Part 1) By Brahmagupta's Theorem, $P, E, Y$, $P, F, Z$, $P, G, W$ and $P, H, X$ are colinear. Be simple length chasing, we get $PE\times PY = PF\times PZ= PG\times PW = PH \times PX= 1/2 \times PA \times PC$

anantmudgal09 wrote: Let $ABCD$ be a cyclic quadrilateral inscribed in circle $\Omega$ with $AC \perp BD$. Let $P=AC \cap BD$ and $W,X,Y,Z$ be the projections of $P$ on the lines $AB, BC, CD, DA$ respectively. Let $E,F,G,H$ be the mid-points of sides $AB, BC, CD, DA$ respectively. (a) Prove that $E,F,G,H,W,X,Y,Z$ are concyclic. (b) If $R$ is the radius of $\Omega$ and $d$ is the distance between its centre and $P$, then find the radius of the circle in (a) in terms of $R$ and $d$. Clearly $E,P,Y$ are collinear(By Brahmagupta's Theorem).. Also By some angle chasing we get $EFGH$ as a rectangle.Clearly $\angle EWG =90$ thus $W$ lies on the circumcircle of the rectangle.Thus $E,F,G,H,W,X,Y,Z$ are concyclic. Note Radius of this circle = Diagonal of the rectangle$=\frac{1}{4}\sqrt{AC^2+BD^2}$ We drop perpendiculars from $O$ to $AC$ and $BD$ at $S$ and $T$ .. By Pythagoras and noting $OSPT$ is a rectangle, We get $Radius=\dfrac{\sqrt{2R^2-d^2}}{2}$

Just a different solution for $a)$ Let $BC\cap AD=N$ and $AB\cap CD=M$. Let $O$ be the center of $\odot(ABCD)$. Then $\{P,O\}$ Are pairs of Isogonal Conjugates WRT $\triangle CND$ and $\triangle AMD$. So, the Pedal Circles of $P$ and $O$ WRT $\triangle CND$ is same.
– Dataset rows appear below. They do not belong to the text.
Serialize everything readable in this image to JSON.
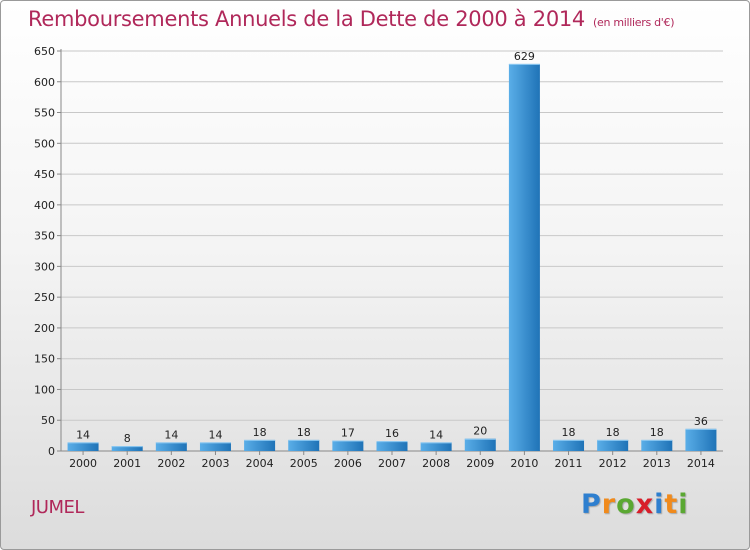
{
  "title": "Remboursements Annuels de la Dette de 2000 à 2014",
  "subtitle": "(en milliers d'€)",
  "commune": "JUMEL",
  "logo": {
    "letters": [
      "P",
      "r",
      "o",
      "x",
      "i",
      "t",
      "i"
    ],
    "colors": [
      "#2e7fcf",
      "#f08a1c",
      "#5aa832",
      "#d81e2a",
      "#2e7fcf",
      "#f08a1c",
      "#5aa832"
    ]
  },
  "colors": {
    "title": "#b0285a",
    "bar_light": "#5aaee8",
    "bar_dark": "#1f73b7",
    "grid": "#c8c8c8"
  },
  "chart_data": {
    "type": "bar",
    "title": "Remboursements Annuels de la Dette de 2000 à 2014",
    "ylabel": "(en milliers d'€)",
    "xlabel": "",
    "categories": [
      "2000",
      "2001",
      "2002",
      "2003",
      "2004",
      "2005",
      "2006",
      "2007",
      "2008",
      "2009",
      "2010",
      "2011",
      "2012",
      "2013",
      "2014"
    ],
    "values": [
      14,
      8,
      14,
      14,
      18,
      18,
      17,
      16,
      14,
      20,
      629,
      18,
      18,
      18,
      36
    ],
    "ylim": [
      0,
      650
    ],
    "yticks": [
      0,
      50,
      100,
      150,
      200,
      250,
      300,
      350,
      400,
      450,
      500,
      550,
      600,
      650
    ],
    "grid": true,
    "legend": "none"
  }
}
So, $\{X,F,Y,G,H,Z\}$ lies on a circle. So as the Pedal Circles of $\{P,O\}$ WRT $\triangle AMD$ will be same $\implies \{W,E,Z,H,Y,G\}$ lies on a circle. Now as three unique points determine a unique circle, hence, $\{E,F,G,H,W,X,Y,Z\}$ are concyclic.

Part (A) can be finished even more easily. Let $O$ be the center of $\Omega$. Notice that $P$ and $O$ are isogonal conjugates with respect to quadrilateral $ABCD$, so it is well-known that their pedal circles coincide.